The Commerce Department has assured us that it will not accept a “government-led or intergovernmental organization solution” as a replacement for the U.S. role. But just ruling out the possibility that foreign governments will control the new steward isn’t good enough. Our red line should be any change to the Internet’s governance structure that would provide repressive foreign governments with any more influence at all over the Internet.
And even if that standard can be met, how can we ensure that foreign governments won’t be able to seize control of ICANN’s functions at some point in the future? After all, at a 2012 gathering in Dubai, the United Nations’ International Telecommunication Union (ITU) for the first time expanded its jurisdiction to include the Internet, despite promises before the gathering that no such decision would be made. The vote was 89–55, with countries such as Russia, Iran, Cuba, Venezuela, and — you guessed it again — Turkey on the winning side. If the majority of countries in the United Nations voted to transfer authority over ICANN to the ITU after we relinquished our role, how could we stop such a transition? To date, I haven’t heard a reassuring response to this concern.
One might ask: Wouldn’t reducing or eliminating our oversight responsibilities benefit our relations with other countries? After all, some foreign governments oppose our current role. But appeasing anti-U.S. sentiment isn’t the answer. After all, as former president Bill Clinton has pointed out, many of these complaints are coming from “governments that want to gag people and restrict access to the Internet.” Indeed, this rationale reminds me of the “blame America first” attitude that Jeane Kirkpatrick spoke about at the U.N. in the 1980s.
On the contrary, the United States should not apologize for its leadership in promoting a free Internet. And we should not hesitate to tout the benefits of American stewardship. When it comes to protecting the Internet as we have known it — an unprecedented platform for free expression, innovation, and democratization — the United States can’t afford to lead from behind.
Some argue that by placating anti-American hostility with a step like this, we will diminish calls for the Internet to be run by an intergovernmental body, such as the ITU. But given the events described above, I am not so optimistic. Rather, I worry that we are playing right into the hands of foreign governments that would savor a tighter grasp over the Internet.
All of this means that we must be exceedingly cautious when it comes to overhauling the Internet’s governance structure. Any ill-considered change could undermine Internet freedoms within particular countries or even on a global scale — repressive regimes could manipulate DNS operations to extend their censorship beyond their borders.

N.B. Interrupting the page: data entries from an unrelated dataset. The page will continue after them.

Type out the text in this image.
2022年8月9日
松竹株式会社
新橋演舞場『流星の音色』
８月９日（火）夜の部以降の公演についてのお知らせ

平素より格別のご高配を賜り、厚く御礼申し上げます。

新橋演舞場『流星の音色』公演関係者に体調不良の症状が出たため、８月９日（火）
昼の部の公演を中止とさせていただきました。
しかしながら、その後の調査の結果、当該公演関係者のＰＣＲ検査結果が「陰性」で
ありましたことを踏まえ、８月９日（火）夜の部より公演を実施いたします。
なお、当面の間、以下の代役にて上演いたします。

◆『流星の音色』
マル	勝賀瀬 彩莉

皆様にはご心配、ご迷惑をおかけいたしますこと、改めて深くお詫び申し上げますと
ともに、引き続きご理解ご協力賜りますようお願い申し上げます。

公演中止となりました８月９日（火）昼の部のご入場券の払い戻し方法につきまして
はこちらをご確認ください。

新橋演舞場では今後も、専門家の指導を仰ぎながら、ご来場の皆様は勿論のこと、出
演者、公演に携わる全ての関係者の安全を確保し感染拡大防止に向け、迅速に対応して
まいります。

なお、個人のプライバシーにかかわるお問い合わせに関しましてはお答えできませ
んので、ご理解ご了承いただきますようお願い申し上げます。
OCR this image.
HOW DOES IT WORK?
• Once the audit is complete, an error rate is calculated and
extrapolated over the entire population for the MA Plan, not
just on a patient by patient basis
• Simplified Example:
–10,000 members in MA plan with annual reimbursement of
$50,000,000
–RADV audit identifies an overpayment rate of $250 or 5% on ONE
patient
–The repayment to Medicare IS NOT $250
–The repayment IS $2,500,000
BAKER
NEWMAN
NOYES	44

Repressive foreign governments must not be allowed to have a seat at the table when critical decisions are made about who should perform this vital oversight function. And that’s why the burden is on those favoring this momentous change to prove there is no risk it will endanger Internet freedom, now or in the future. I suspect they’ll have a hard time doing so.
— Ajit Pai is a member of the Federal Communications Commission.